3. Turning Pipeline Factors into an Optimized Portfolio

The Optimize API makes it easy to turn the output of a pipeline into an objective and a set of constraints. The order_optimal_portfolio function can be used to transition a current portfolio to a target portfolio that satisfies specifications.

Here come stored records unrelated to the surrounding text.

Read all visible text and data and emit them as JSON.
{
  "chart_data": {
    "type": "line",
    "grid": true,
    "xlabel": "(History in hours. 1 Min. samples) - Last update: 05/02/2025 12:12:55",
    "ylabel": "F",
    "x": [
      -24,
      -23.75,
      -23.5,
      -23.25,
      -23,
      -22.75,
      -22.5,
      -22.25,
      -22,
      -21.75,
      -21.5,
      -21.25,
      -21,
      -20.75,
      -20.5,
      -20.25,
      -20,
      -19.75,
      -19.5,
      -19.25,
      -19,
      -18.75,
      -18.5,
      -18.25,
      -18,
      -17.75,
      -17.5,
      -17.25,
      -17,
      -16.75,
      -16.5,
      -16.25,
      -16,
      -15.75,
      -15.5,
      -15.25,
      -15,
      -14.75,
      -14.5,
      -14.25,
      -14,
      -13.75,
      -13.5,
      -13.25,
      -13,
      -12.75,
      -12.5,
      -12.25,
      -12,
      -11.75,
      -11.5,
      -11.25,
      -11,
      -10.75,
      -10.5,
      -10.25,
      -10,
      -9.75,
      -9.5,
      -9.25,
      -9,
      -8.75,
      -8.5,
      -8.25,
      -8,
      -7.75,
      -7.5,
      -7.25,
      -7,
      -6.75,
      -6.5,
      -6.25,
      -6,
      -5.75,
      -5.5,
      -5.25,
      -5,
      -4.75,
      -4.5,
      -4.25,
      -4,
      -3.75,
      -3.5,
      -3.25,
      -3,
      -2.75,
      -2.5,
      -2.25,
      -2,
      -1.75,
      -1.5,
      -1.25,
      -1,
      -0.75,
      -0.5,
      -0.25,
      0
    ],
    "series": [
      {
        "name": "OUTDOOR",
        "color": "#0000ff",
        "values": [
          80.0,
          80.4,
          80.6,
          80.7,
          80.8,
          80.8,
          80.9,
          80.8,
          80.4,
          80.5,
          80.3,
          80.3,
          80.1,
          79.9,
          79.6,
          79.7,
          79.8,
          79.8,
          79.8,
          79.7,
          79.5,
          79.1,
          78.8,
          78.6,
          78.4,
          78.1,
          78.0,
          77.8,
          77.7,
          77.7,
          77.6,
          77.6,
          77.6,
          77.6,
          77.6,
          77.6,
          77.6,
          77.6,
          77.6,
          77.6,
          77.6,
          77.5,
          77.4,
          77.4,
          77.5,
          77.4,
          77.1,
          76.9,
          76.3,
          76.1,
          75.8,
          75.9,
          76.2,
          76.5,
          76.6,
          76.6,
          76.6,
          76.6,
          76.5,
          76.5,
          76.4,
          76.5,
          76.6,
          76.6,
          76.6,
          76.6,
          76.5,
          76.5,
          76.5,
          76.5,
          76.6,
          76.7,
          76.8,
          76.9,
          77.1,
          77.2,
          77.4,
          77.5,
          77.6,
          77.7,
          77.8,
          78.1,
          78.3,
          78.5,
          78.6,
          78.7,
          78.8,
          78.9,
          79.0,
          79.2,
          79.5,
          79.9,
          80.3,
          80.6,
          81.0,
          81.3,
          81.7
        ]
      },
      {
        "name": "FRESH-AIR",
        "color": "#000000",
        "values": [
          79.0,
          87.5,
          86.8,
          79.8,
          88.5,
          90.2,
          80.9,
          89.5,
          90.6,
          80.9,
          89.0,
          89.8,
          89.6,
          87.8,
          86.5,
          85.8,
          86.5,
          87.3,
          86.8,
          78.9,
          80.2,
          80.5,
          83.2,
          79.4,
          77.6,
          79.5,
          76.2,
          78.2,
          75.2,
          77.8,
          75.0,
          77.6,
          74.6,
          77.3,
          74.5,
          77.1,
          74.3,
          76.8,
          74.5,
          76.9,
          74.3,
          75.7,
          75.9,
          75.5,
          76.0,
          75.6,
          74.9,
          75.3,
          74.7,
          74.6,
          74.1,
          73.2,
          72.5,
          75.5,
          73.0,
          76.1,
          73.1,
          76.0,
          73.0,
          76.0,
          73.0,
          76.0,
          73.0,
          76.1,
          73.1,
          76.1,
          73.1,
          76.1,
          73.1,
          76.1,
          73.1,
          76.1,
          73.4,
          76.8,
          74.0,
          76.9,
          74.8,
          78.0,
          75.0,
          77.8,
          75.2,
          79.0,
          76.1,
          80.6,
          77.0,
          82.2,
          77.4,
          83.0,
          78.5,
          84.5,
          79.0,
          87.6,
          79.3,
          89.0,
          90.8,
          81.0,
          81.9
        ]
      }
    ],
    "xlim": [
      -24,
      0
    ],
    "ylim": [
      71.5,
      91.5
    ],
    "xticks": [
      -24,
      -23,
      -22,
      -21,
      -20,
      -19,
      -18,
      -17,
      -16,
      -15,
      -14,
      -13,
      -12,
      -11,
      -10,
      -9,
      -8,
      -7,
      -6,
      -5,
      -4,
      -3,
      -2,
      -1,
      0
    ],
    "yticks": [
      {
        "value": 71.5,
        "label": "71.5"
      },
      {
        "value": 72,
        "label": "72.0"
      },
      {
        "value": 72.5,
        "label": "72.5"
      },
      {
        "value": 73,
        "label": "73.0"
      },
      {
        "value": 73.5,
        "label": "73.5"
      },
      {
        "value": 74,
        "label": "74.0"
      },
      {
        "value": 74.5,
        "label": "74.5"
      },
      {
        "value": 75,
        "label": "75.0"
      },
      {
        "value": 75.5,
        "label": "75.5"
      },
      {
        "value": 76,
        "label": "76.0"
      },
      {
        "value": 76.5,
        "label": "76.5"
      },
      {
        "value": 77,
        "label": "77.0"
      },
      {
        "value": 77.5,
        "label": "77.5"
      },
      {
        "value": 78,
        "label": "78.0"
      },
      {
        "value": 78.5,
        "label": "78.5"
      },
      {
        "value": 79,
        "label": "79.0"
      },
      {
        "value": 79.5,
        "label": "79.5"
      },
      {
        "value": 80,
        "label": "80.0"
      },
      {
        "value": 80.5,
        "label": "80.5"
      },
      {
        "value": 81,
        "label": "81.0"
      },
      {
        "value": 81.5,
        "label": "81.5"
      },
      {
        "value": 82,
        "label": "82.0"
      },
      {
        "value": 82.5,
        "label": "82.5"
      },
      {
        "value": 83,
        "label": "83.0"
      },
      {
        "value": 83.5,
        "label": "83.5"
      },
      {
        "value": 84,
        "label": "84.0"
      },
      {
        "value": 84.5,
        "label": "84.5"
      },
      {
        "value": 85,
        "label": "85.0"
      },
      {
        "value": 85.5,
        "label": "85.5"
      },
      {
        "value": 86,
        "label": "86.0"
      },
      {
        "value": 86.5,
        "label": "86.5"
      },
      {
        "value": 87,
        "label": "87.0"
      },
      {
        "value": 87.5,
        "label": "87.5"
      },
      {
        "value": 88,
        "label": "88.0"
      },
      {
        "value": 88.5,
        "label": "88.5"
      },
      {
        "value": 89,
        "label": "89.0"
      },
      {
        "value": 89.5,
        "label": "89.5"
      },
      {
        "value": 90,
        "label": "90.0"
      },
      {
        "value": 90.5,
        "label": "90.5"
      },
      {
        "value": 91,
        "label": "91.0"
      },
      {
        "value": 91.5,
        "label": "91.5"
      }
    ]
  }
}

This example constructs an example target portfolio from the st_momentum factor of the pipeline results with a chosen objective and set of constraints.

In [16]:
# Import the Optimize API:
import quantopian.optimize as opt
In [17]:
# Retrieve a particular day's worth of pipeline data on which we'd like to 
# calculate an optimal portfolio:
date = '2016-08-30'
results_date_to_optimize = results.loc[date].dropna()
In [18]:
# Define the MaximizeAlpha Objective function:
objective = opt.MaximizeAlpha(results_date_to_optimize.st_momentum)
In [19]:
# Define threshold values to set constraints:
MAX_GROSS_LEVERAGE = 1.0
MAX_POSITION_WEIGHT = .025

# Set max gross exposure, dollar neutral, position concentration constraints with threshold values:
max_gross = opt.MaxGrossExposure(MAX_GROSS_LEVERAGE)
dollar_neutral = opt.DollarNeutral()
position_concentration = opt.PositionConcentration.with_equal_bounds(
    -MAX_POSITION_WEIGHT, 
    MAX_POSITION_WEIGHT
)

constraints = [max_gross, 
               dollar_neutral, 
               position_concentration]

The objective and list of constraints can be passed to the calculate_optimal_portfolio function to calculate a target portfolio - a Series containing weights that maximize the objective without violating any constraints.

In [20]:
portfolio_weights = opt.calculate_optimal_portfolio(objective, constraints)
portfolio_weights.head()
Out[20]:
date                       asset                          
2016-08-30 00:00:00+00:00  Equity(1178883552065623 [RAA])     0.0
                           Equity(1178961330058052 [CBK])     0.0
                           Equity(1178969987363650 [FRE])     0.0
                           Equity(1178995706580306 [FNTN])    0.0
                           Equity(1179021207549272 [SMHN])    0.0
dtype: float64
In [21]:
# Constraint report:
print " Gross exposure: {:.2f}".format(portfolio_weights.abs().sum())
print " Net exposure: {:.2f}\n".format(portfolio_weights.sum())
print " Largest long position: {:.3f}".format(portfolio_weights.max())
print " Largest short position: {:.3f}".format(portfolio_weights.min())
print " Number of Positions: {:}\n".format(portfolio_weights[portfolio_weights != 0].count())
 Gross exposure: 1.00
 Net exposure: 0.00

 Largest long position: 0.025
 Largest short position: -0.025
 Number of Positions: 41

In [ ]: